The first track, "Something," opens with a delicate guitar arpeggio that drifts hazily over a gurgling synth line and staggered drum figure. Prekop's subdued vocals make the lyrics often difficult to decipher, but it doesn't really matter -- his singing is simply another pastel hue in the music's tonal spectrum.
The jazzy bounce of "Two Dedications" is engagingly simple. With its mellow sway and catchy refrain, the song achieves a laid-back intimacy that is often absent from his work with Sea & Cake. "Chicago People" shimmers like heat waves on blacktop; its muted horn lines stretch out over the mellow groove with tranquil refinement. Prekop's falsetto doubles the guitar melodies in the song's chorus, while the relaxed bass line fleshes out the lilting chord progression.
Perhaps the album's most upbeat number, "Little Bridges" features wah-wah guitar and crisp rimshots. Unfortunately, a studious distance prevents Prekop and his associates from really laying into it: Prekop's funk is restrained and symmetrical -- a post-modern approximation of r&b. Toms and cymbals rumble like far-off thunder on the graceful "Between Outside." Hushed and fragile, the song winds along slowly, bringing the album to a contemplative close.

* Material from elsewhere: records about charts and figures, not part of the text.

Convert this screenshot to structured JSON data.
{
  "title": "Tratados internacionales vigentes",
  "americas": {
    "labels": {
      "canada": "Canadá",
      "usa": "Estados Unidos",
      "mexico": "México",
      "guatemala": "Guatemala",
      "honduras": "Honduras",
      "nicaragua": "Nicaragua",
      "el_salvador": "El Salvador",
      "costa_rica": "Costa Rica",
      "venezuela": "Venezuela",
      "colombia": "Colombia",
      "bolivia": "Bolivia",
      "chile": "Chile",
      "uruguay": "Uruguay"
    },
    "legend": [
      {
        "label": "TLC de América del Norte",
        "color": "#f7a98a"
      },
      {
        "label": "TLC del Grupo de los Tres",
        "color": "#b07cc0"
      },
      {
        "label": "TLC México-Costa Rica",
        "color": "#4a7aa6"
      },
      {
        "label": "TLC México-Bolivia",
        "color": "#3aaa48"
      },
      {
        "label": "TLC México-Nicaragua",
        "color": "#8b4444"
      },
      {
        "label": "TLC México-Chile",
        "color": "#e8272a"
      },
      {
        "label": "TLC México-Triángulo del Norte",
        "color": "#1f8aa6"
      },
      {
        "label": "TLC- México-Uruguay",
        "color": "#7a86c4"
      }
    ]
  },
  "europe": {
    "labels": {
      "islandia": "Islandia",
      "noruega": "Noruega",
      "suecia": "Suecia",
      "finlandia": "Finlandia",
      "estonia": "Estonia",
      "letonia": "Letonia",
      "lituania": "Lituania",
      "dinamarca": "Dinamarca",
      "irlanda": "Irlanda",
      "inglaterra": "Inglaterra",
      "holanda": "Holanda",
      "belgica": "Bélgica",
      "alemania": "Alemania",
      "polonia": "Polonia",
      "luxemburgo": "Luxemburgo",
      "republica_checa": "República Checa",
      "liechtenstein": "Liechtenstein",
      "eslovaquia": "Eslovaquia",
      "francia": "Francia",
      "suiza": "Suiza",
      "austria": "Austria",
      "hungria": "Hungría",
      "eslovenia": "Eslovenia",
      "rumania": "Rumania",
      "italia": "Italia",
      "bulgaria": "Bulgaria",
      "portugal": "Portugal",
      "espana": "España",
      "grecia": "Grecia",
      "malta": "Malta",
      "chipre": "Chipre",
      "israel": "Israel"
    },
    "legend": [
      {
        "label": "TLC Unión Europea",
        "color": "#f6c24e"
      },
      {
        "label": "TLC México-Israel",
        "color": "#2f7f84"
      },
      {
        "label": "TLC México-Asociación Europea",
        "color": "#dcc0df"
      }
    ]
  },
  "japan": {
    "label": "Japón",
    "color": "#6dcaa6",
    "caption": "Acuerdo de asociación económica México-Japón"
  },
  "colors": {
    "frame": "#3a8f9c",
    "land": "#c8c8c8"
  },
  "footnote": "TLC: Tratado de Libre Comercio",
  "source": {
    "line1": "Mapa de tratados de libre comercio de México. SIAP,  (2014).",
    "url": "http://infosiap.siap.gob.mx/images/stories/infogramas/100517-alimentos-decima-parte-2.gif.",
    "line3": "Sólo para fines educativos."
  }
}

Prekop's deft arrangement skills and broad musical palette are more sophisticated than your average acoustic strumming singer-songwriter. Yet if you strip away the jazzy inflections and production intricacies, you're left with what amounts to a soft-rock album -- the modern-day equivalent of a late '70s Al Stewart release. Not that there's anything wrong with that -- it's just something for the modern hipster to consider. Hear Prekop Wednesday, July 1, at Club Metronome with James Yorkston and Swale.